Air Fryer Cheesecake
Equipment
- Air fryer
- 7” or 8” springform pan
Ingredients
For the Crust:
- 1¼ cups graham cracker crumbs (150g)
- 3 tablespoons unsalted butter melted
- 2 tablespoons granulated sugar
For the Filling:
- 2 (8-ounce/227g) blocks cream cheese softened
- ⅔ cup granulated sugar (133g)
- 2 large eggs room temperature
- ½ cup sour cream room temperature, (120g)
- 2 teaspoons vanilla extract
Instructions
For the Crust:
- Lightly grease a 7- to 8-inch springform pan.
- Combine the cracker crumbs, melted butter, and sugar in a medium bowl, and stir together until the crumbs feel like wet sand. Press the mixture firmly into the bottom of the greased pan. (Do not press up the sides.) Freeze while making the filling.
For the Filling:
- Using an electric mixer on medium speed, beat the cream cheese in a large bowl until smooth. Add the sugar and beat until combined. Add the eggs, one at a time, and beat until each are well incorporated, stopping to scape down the sides of the bowl occasionally. Add the sour cream and vanilla, and beat just until smooth.

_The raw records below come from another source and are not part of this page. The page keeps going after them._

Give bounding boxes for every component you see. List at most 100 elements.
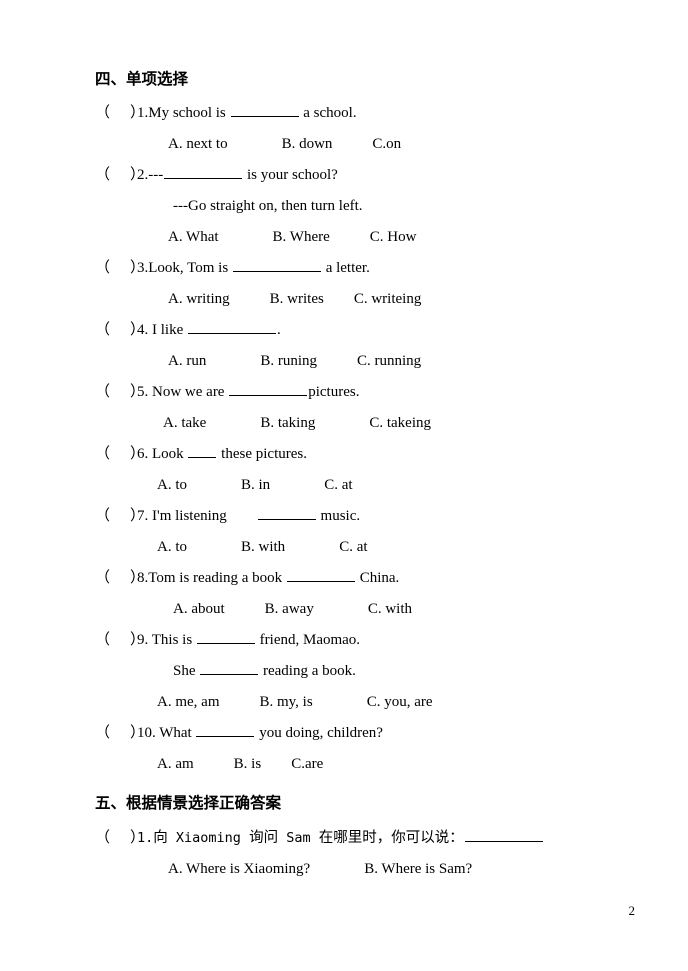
question-number: 9. [137, 632, 149, 648]
stem-after: is your school? [247, 167, 338, 183]
fill-in-blank[interactable] [164, 164, 243, 179]
stem-after: pictures. [308, 384, 360, 400]
option-a[interactable]: A. Where is Xiaoming? [168, 854, 310, 885]
question-subline-2: ---Go straight on, then turn left. [173, 198, 363, 214]
option-b[interactable]: B. Where [273, 222, 330, 253]
option-b[interactable]: B. writes [270, 284, 324, 315]
options-row-7: A. to B. with C. at [95, 532, 625, 563]
paren-open: （ [95, 446, 111, 462]
stem-latin-1: Xiaoming [175, 830, 241, 846]
stem-before: Look [152, 446, 184, 462]
question-number: 3. [137, 260, 149, 276]
stem-before: I'm listening [152, 508, 227, 524]
option-b[interactable]: B. Where is Sam? [364, 854, 472, 885]
question-row-4: （） 4. I like . [95, 315, 625, 346]
question-row-5: （） 5. Now we are pictures. [95, 377, 625, 408]
question-text-4: 4. I like . [137, 315, 281, 346]
paren-open: （ [95, 570, 111, 586]
question-text-8: 8.Tom is reading a book China. [137, 563, 399, 594]
stem-after: these pictures. [221, 446, 307, 462]
option-c[interactable]: C. takeing [369, 408, 431, 439]
fill-in-blank[interactable] [196, 629, 255, 644]
stem-cjk-2: 询问 [249, 830, 279, 846]
option-a[interactable]: A. What [168, 222, 219, 253]
question-row-6: （） 6. Look these pictures. [95, 439, 625, 470]
option-b[interactable]: B. my, is [259, 687, 312, 718]
stem-after: you doing, children? [259, 725, 383, 741]
fill-in-blank[interactable] [200, 660, 259, 675]
option-a[interactable]: A. about [173, 594, 225, 625]
question-subline-9: She reading a book. [95, 656, 625, 687]
fill-in-blank[interactable] [464, 828, 543, 842]
stem-after: a letter. [325, 260, 370, 276]
fill-in-blank[interactable] [188, 443, 217, 458]
option-c[interactable]: C. writeing [354, 284, 422, 315]
stem-cjk-1: 向 [153, 830, 168, 846]
question-number: 6. [137, 446, 149, 462]
answer-bracket-2[interactable]: （） [95, 160, 145, 191]
answer-bracket-6[interactable]: （） [95, 439, 145, 470]
question-text-1: 1.My school is a school. [137, 98, 357, 129]
question-row-7: （） 7. I'm listening music. [95, 501, 625, 532]
stem-before: --- [148, 167, 164, 183]
fill-in-blank[interactable] [286, 567, 355, 582]
option-a[interactable]: A. me, am [157, 687, 219, 718]
option-c[interactable]: C. running [357, 346, 421, 377]
option-c[interactable]: C. How [370, 222, 417, 253]
option-a[interactable]: A. next to [168, 129, 228, 160]
fill-in-blank[interactable] [232, 257, 321, 272]
stem-before: I like [152, 322, 184, 338]
option-b[interactable]: B. taking [260, 408, 315, 439]
fill-in-blank[interactable] [188, 319, 276, 334]
option-b[interactable]: B. in [241, 470, 270, 501]
answer-bracket-s5-1[interactable]: （） [95, 823, 145, 854]
question-text-5: 5. Now we are pictures. [137, 377, 359, 408]
answer-bracket-4[interactable]: （） [95, 315, 145, 346]
paren-open: （ [95, 725, 111, 741]
option-c[interactable]: C. you, are [367, 687, 433, 718]
answer-bracket-8[interactable]: （） [95, 563, 145, 594]
answer-bracket-3[interactable]: （） [95, 253, 145, 284]
answer-bracket-10[interactable]: （） [95, 718, 145, 749]
option-a[interactable]: A. take [163, 408, 206, 439]
stem-after: . [277, 322, 281, 338]
question-number: 1. [137, 105, 149, 121]
options-row-4: A. run B. runing C. running [95, 346, 625, 377]
answer-bracket-9[interactable]: （） [95, 625, 145, 656]
fill-in-blank[interactable] [257, 505, 316, 520]
stem-after: music. [320, 508, 361, 524]
options-row-6: A. to B. in C. at [95, 470, 625, 501]
question-text-10: 10. What you doing, children? [137, 718, 383, 749]
option-c[interactable]: C. at [324, 470, 352, 501]
option-c[interactable]: C. at [339, 532, 367, 563]
option-a[interactable]: A. to [157, 532, 187, 563]
option-a[interactable]: A. to [157, 470, 187, 501]
question-number: 5. [137, 384, 149, 400]
options-row-s5-1: A. Where is Xiaoming? B. Where is Sam? [95, 854, 625, 885]
fill-in-blank[interactable] [196, 722, 255, 737]
paren-open: （ [95, 508, 111, 524]
option-b[interactable]: B. down [282, 129, 333, 160]
fill-in-blank[interactable] [229, 381, 308, 396]
option-a[interactable]: A. run [168, 346, 206, 377]
question-row-1: （） 1.My school is a school. [95, 98, 625, 129]
options-row-9: A. me, am B. my, is C. you, are [95, 687, 625, 718]
option-b[interactable]: B. with [241, 532, 285, 563]
question-number: 10. [137, 725, 156, 741]
answer-bracket-5[interactable]: （） [95, 377, 145, 408]
paren-open: （ [95, 830, 111, 846]
option-c[interactable]: C.are [291, 749, 323, 780]
option-a[interactable]: A. writing [168, 284, 230, 315]
option-b[interactable]: B. is [234, 749, 262, 780]
question-text-s5-1: 1.向 Xiaoming 询问 Sam 在哪里时，你可以说： [137, 823, 544, 854]
fill-in-blank[interactable] [230, 102, 299, 117]
answer-bracket-7[interactable]: （） [95, 501, 145, 532]
paren-open: （ [95, 260, 111, 276]
question-row-s5-1: （） 1.向 Xiaoming 询问 Sam 在哪里时，你可以说： [95, 823, 625, 854]
option-c[interactable]: C.on [372, 129, 401, 160]
option-b[interactable]: B. runing [260, 346, 317, 377]
option-b[interactable]: B. away [265, 594, 314, 625]
option-c[interactable]: C. with [368, 594, 412, 625]
option-a[interactable]: A. am [157, 749, 194, 780]
answer-bracket-1[interactable]: （） [95, 98, 145, 129]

- Pour the cheesecake filling over the frozen crust, then gently tap the pan several times on the counter to remove any large air bubbles.
- Carefully place the pan in the air fryer basket.

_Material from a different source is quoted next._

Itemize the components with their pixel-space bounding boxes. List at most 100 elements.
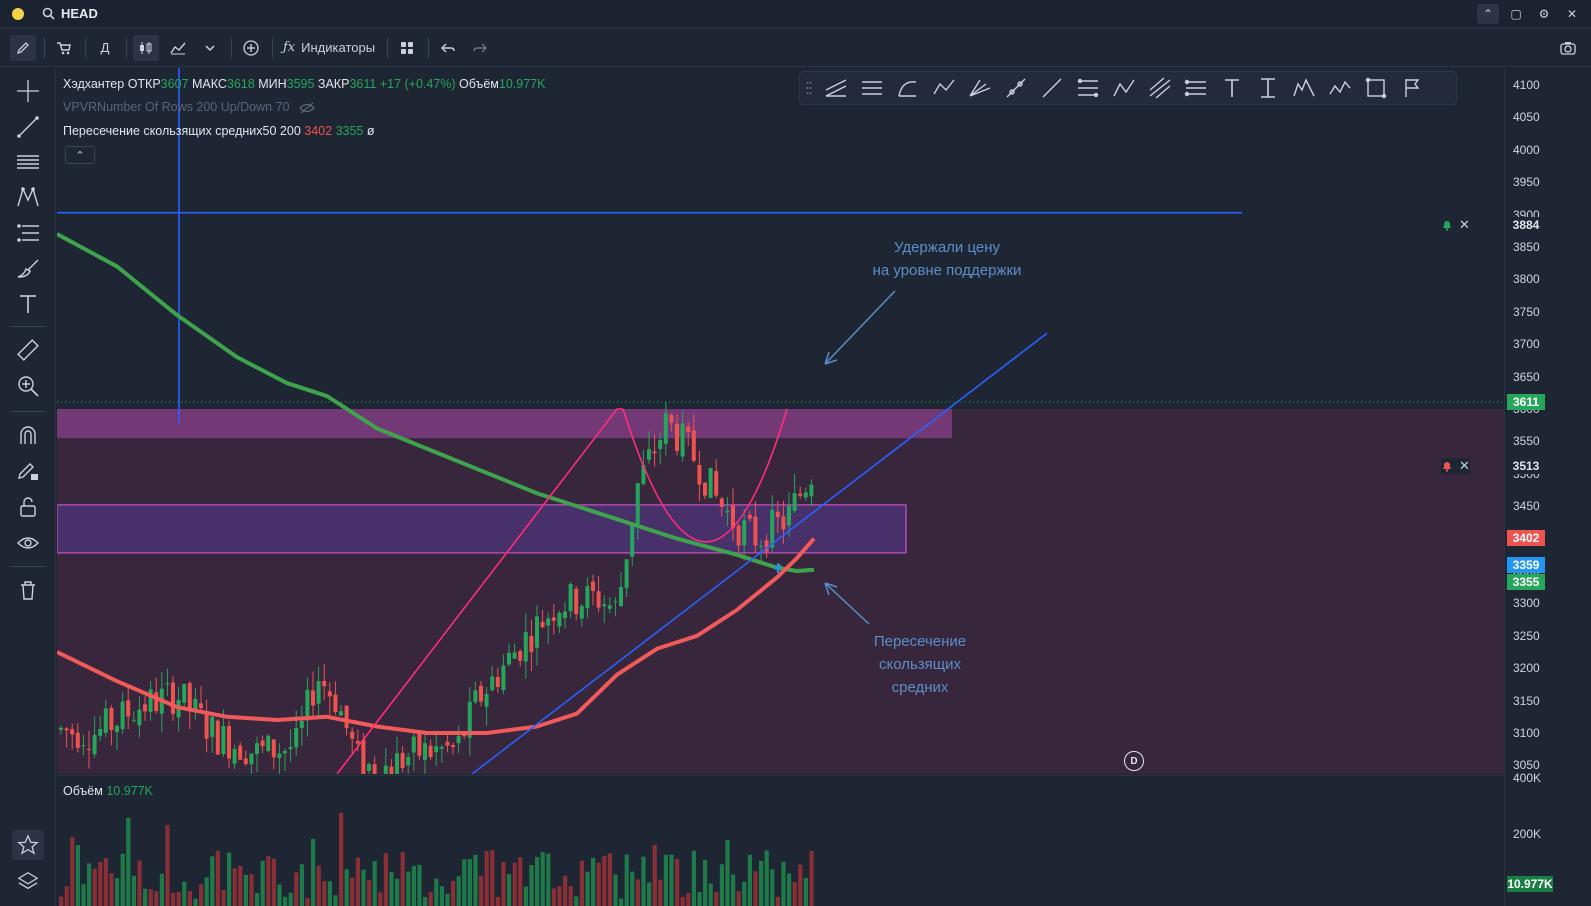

- Air fry on the Bake setting at 300°F until the center barely wobbles, about 20 minutes. If needed, continue cooking 2 minutes intervals until the cheesecake is done.
- Once the cheesecake is done, turn off the air fryer, crack the air fryer basket, and let it cool for 30 minutes.
- Remove the pan from the basket and cool completely on a wire rack. Cover and chill for at least 4 hours or overnight. Serve each slice with fresh fruit and whipped cream or cherry pie filling.
Notes
- Use room temperature ingredients. They blend easier to form a smooth cheesecake filling. Using cold ingredients will form lumps in the cheesecake mixture.
- Make your own graham cracker crumbs. I used store-bought graham cracker crumbs to save time, but you can make your own by smashing graham crackers with a rolling pin or crushing them in a food processor. Find tips and an exact method in my graham cracker crust recipe.
- Don’t preheat the air fryer. For this recipe, you don’t need to unless your model recommend preheating before use.
- Don’t set the air fryer to too high a temperature. Higher temperatures will brown the top too much. I found that 300°F was a happy medium for the perfect texture, and in less time than cooking at lower temperatures. If you cheesecake is browning a lot early on in the cooking time, loosely cover the pan with foil.
- Every air fryer is different. Brands can vary widely when it comes to heat, so keep an eye on your air fryer cheesecake. It might need more or less time than I have stated depending on which one you have.
- Let the cheesecake cool in the air fryer basket first. The residual heat will help it set up more, as well as prevent cracks from forming from sudden temperature changes.
- For neat slices: Use a large knife dipped in hot water to slice the cheesecake, and wipe it clean between cuts.